In 2015, Baker Hughes said drillers idled a total of 963 oil
rigs, the first annual cut since 2002 and the biggest cut in a
year since at least 1988. Over the prior five years (2010-2014),
producers added on average 216 oil rigs per year.
Crude futures were trading near 12-year lows on persistent
global oversupply worries and a bleak demand outlook. O/R
U.S. crude futures CLc1 were trading around $33 a barrel
on Friday, putting the contract on track to lose about 10
percent this week after crude stocks at Cushing, the U.S.
storage hub in Oklahoma, climbed to record highs this week due
to over production and weak heating demand during earlier in the
winter.
Last week, U.S. crude averaged $37 a barrel.

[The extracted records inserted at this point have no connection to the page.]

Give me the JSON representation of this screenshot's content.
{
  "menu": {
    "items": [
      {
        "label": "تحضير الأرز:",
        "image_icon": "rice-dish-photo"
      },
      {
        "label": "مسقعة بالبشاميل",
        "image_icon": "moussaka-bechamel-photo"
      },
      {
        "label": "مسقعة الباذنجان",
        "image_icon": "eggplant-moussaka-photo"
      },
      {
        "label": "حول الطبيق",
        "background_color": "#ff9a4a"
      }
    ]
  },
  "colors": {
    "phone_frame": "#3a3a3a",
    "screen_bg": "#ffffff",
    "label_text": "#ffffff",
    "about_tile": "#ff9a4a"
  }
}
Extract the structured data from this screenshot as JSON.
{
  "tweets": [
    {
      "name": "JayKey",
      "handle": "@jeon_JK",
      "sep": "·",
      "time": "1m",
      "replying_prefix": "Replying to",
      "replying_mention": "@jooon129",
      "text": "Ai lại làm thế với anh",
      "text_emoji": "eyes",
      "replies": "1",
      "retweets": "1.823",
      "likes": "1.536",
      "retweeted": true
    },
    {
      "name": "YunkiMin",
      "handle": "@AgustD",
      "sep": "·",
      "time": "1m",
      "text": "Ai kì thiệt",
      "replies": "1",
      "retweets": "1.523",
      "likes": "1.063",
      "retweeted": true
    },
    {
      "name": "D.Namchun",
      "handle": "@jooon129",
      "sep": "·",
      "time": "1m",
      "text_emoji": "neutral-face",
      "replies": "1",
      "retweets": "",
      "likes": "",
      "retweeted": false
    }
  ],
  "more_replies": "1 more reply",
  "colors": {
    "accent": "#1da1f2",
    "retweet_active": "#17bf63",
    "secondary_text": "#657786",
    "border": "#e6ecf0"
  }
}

U.S. crude futures were trading around $38 a barrel for the
rest of 2016 and $43 for 2017 CLYstc1 , which some analysts
have said could entice producers to return to drilling later
this year.
One of the biggest U.S. independent drillers Pioneer Natural
Resources Co PXC.N said this week its preliminary 2016
production growth forecast was 10 percent to 15 percent compared
with 2015.
Pioneer said it continues to forecast compound annual
production growth of 15 plus percent over the 2016 through 2018
period, assuming the addition of two rigs to three rigs per year
during 2017 and 2018.
The last time drillers returned to the well pad en masse was
in May and June, when U.S. futures averaged $60 a barrel. In
response to those higher prices, drillers added 47 rigs last
summer.
The rig count is one of several indicators traders look to
when forecasting whether production will rise or fall in the
future. Other indicators include productivity gains and the
completion of previously drilled wells.